Carla aveva già tre figli, uno dei quali disabile, prima di trovarsi nuovamente incinta nel 2019. All’inizio del lockdown era tornata dal partner da cui si era separata, con in grembo il figlio di un altro. Soffrendo di enormi “crisi di panico”, aveva tentato di nascondere la gravidanza a entrambi gli uomini. Secondo il tribunale, tra febbraio e maggio 2020 aveva effettuato ricerche su: “Come nascondere il pancione in gravidanza”, “come abortire senza andare dal medico” e “come perdere un bambino al sesto mese”. A maggio 2020, ormai all’ottavo mese, Carla contattò il BPAS, un grande fornitore di servizi abortivi. In base alle false informazioni riferite da lei, il BPAS mandò a Carla le compresse per un aborto medico, considerandola incinta di sette settimane. In realtà, la bambina non ancora nata – chiamata Lily – era ben oltre il limite legale di 24 settimane, quando in Gran Bretagna non è più così facile abortire poiché a quello stadio è possibile la sopravvivenza fuori dal grembo. Ma durante il travaglio Carla è stata colta dal panico e ha fatto due chiamate di emergenza ai paramedici. Al loro arrivo, la bambina era già stata partorita e non respirava. Gli sforzi per rianimarla sono falliti e Lily è stata dichiarata morta 45 minuti dopo. L’autopsia ha stabilito che la bambina aveva fra le 32 e le 34 settimane e che era nata morta a causa dell’uso, da parte della madre, di farmaci abortivi. La tragica storia di Carla è diventata così di dominio pubblico.

Lunedì scorso, 12 giugno, Carla Foster è stata mandata in carcere per il suo delitto dal giudice Pepperall della Crown Court di Stoke-on-Trent.
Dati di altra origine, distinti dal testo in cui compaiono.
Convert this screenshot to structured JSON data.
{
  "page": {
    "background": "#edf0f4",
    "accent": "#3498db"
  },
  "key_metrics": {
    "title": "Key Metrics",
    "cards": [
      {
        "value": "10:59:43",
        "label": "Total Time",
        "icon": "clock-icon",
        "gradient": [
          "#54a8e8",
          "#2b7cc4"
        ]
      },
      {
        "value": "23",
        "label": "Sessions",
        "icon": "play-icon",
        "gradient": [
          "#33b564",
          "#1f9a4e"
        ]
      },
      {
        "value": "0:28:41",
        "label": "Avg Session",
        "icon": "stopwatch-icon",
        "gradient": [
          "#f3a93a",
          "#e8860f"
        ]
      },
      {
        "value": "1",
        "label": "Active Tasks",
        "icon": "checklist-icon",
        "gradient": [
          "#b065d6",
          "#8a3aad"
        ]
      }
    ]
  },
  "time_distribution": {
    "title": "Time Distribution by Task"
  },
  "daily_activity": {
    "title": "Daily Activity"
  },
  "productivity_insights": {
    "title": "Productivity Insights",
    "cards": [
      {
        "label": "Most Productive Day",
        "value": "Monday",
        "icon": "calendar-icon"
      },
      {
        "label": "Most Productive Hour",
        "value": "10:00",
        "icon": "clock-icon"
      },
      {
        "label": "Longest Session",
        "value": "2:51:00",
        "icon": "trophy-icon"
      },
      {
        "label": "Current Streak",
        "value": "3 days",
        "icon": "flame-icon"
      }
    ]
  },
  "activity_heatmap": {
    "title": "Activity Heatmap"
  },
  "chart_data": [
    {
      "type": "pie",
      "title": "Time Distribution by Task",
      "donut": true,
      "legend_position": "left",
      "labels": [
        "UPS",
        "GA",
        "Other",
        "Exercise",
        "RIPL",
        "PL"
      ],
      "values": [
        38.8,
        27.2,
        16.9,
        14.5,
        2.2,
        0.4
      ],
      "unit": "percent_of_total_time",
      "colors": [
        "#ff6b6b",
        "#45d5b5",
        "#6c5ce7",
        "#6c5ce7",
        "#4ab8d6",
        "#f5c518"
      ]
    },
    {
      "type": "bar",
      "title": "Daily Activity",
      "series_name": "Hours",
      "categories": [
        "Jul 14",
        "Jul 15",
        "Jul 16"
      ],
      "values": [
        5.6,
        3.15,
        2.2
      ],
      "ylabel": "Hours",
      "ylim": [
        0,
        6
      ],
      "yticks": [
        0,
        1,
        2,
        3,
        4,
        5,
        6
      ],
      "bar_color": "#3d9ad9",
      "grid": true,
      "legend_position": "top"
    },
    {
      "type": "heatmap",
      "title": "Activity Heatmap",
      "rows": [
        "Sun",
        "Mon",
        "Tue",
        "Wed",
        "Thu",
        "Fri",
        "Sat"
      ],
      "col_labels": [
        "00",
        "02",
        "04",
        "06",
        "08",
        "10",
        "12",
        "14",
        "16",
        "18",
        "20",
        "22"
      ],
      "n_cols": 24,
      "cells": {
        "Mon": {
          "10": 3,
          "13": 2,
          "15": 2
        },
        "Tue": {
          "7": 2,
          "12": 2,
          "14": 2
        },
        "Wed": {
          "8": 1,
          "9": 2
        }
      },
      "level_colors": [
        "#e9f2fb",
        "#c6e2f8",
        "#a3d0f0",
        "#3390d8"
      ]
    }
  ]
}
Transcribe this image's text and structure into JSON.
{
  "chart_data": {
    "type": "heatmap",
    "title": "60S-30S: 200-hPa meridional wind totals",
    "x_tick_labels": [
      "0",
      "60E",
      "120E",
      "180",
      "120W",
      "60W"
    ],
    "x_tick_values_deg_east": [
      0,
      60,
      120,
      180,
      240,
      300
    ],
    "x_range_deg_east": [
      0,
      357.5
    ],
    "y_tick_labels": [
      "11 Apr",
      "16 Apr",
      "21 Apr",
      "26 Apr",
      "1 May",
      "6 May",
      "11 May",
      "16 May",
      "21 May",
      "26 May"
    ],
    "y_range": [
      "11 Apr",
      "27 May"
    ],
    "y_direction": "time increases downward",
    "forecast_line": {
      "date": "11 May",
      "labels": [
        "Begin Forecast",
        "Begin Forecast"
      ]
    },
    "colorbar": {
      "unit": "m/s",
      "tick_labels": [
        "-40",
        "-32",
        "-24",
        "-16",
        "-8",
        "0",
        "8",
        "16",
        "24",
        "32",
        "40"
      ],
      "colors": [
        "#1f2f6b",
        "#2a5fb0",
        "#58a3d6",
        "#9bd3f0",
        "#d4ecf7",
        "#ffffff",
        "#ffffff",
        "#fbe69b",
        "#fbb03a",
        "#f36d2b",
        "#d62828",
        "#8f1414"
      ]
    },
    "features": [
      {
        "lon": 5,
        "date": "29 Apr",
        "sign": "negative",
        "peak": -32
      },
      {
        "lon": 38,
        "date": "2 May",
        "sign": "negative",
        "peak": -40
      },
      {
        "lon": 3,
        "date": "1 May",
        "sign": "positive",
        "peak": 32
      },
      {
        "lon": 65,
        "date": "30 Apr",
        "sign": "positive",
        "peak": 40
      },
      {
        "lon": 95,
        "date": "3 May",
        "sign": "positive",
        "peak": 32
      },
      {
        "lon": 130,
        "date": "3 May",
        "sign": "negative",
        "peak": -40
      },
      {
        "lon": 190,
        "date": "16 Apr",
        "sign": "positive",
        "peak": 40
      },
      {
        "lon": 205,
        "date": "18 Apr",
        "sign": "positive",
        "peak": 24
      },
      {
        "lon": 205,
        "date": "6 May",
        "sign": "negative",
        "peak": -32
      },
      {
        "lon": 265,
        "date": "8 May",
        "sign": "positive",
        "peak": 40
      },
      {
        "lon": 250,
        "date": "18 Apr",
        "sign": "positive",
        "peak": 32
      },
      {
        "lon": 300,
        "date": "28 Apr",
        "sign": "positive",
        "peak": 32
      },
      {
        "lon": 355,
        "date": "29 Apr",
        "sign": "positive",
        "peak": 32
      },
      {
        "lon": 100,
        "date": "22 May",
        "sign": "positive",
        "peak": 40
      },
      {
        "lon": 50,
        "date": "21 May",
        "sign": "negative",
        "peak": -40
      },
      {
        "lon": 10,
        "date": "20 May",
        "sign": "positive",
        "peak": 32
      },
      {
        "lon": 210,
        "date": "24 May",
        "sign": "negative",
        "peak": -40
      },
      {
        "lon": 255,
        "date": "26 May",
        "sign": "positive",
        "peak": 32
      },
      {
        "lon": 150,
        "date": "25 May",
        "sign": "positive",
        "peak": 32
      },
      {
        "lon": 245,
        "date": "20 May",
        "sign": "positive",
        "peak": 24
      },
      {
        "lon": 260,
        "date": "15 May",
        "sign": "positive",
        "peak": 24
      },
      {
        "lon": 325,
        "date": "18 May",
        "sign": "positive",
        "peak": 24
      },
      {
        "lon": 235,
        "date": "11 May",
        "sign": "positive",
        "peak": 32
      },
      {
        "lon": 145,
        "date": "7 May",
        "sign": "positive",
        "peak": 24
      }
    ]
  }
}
Inizialmente la Foster è stata accusata di infanticidio, accusa che ha respinto. In seguito si è dichiarata colpevole di un altro capo di imputazione (sez. 58 dell’Offences Against the Person Act del 1861), cioè di aver fatto ricorso a farmaci o mezzi per procurare l'aborto, imputazione accettata dall'accusa. Quindi è stata condannata a 28 mesi, 14 dei quali li trascorrerà in carcere e il resto in libertà condizionata.

La sentenza del giudice Pepperall (qui la proclamazione della sentenza) ha scatenato un acceso dibattito sull’aborto nel Regno Unito, dividendo l’opinione pubblica britannica tra sostenitori e oppositori pro e contro l’aborto di Carla. Ci si chiede però, come mai la lobby abortista non sia stata chiamata a rendere conto del suo ruolo nella vicenda. Al contrario, sulla scia di questa tragedia, la loro risposta è quella di marciare a Londra invocando leggi ancora più permissive per le donne che decidono di abortire il proprio bambino.

Il fatto è che tre ragazzi sono stati lasciati soli senza la madre, che una bambina è stata uccisa e che Carla, dopo che avrà scontato la sua pena, resterà a vita con il rimorso per quanto accaduto. L’aborto è la scelta della morte di un bambino da parte di sua madre. La straziante realtà è che agli abortisti piace parlare di scelta ma nello stesso tempo impediscono alle donne tutto ciò che può farle scegliere. Lo scandaloso arresto di Isabel Vaughan Spruce e padre Gough per aver recentemente pregato in silenzio ne è la prova. A nessuno importa cosa stessero pensando o cosa passasse per la loro mente, il fatto è che la loro presenza ricorda alle donne che ci sono altre possibilità che gli abortisti non vogliono.